Tem cheiro de fumaça, tem cor de fumaça, tem gosto de fumaça, então é fumaça, e onde tem fumaça tem fogo, já dizia o povo da roça nos séculos passados. Vamos todos respirar fumaça e, daqui a pouco, ficaremos parecidos com um queijo defumado, um frango assado, um espetinho queimado. Agosto, mês do desgosto, mês de empinar pipas, mês de surpresas na política e de continuar negando as mudanças climáticas. Resta aguardar a chegada da primavera. Que venham as chuvas! Enquanto elas não vêm, vamos nos esconder dentro de casa, fechar as janelas, maldizer o vento e enfiar o rosto nas redes sociais e na televisão.
Uma das cidades do estado de São Paulo mais atingidas pelos incêndios de agosto é Urupês. Triste ironia. Urupês já foi chamada de Mundo Novo; sua origem remonta à procura pelas terras férteis na região; parte de sua economia está ligada à produção agrícola. Nos incêndios deste mês, pelo menos duas pessoas morreram e o município está sendo considerado um dos mais afetados pelos focos de incêndio no estado.

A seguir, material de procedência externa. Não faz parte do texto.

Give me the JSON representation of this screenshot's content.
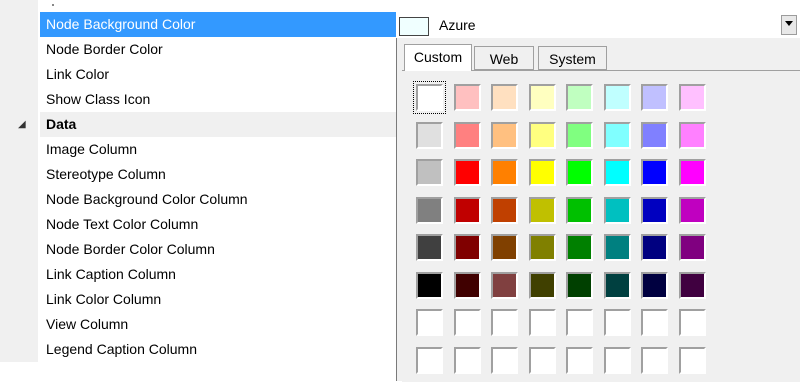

Foi em 1918, há mais de cem anos, que o escritor Monteiro Lobato escreveu e publicou o livro “Urupês”, reunindo quatorze contos. Um deles ficou famoso pela presença de uma das personagens mais controversas da literatura brasileira: o Jeca Tatu. Na época, Lobato tocava a fazenda que recebeu como herança de seu avô. Atormentado por sucessivas secas e inúmeras queimadas, o autor publica o artigo “Velha praga”, no jornal O Estado de S. Paulo, indignado com os hábitos dos trabalhadores rurais, reclama da sua falta de higiene e da preocupação restrita à sobrevivência. Lobato critica duramente a cultura local, refletindo um olhar conservador ligado à aristocracia rural. Representante da elite, o autor extravasa sua indignação sem fazer a crítica social e antropológica. Anos depois, ele revisita essa postura, reconhecendo seus julgamentos e “pedindo desculpas” ao Jeca Tatu. Aqui, nem de perto ele lembra o genial criador de outra personagem ícone de sua obra: a boneca Emília. O que diria Emília? Sempre afiada, não pouparia palavras para criticar as queimadas, denunciando interesses escusos, suspeitos. Com sua sagacidade, ela nos alertaria para o risco de parte do Brasil se transformar em um deserto.
O que une o livro “Urupês” e o município paulista, além da coincidência do nome? As queimadas, o descuido com o meio ambiente, o descaso com a saúde e o bem-estar da população. Considerem-se ainda a ausência de crítica e a omissão de autoridades, que só costumam tomar atitudes — quando tomam — quando os céus estão sufocados por fumaça no inverno ou os rios invadem as cidades no verão, trazendo prejuízos devastadores. É um cenário revelador da forma como parte da sociedade brasileira maltrata seu território e seu povo. E revela o descrédito com as políticas públicas, substituídas pelo veredito: “falta de consciência”, essa desculpa esfarrapada.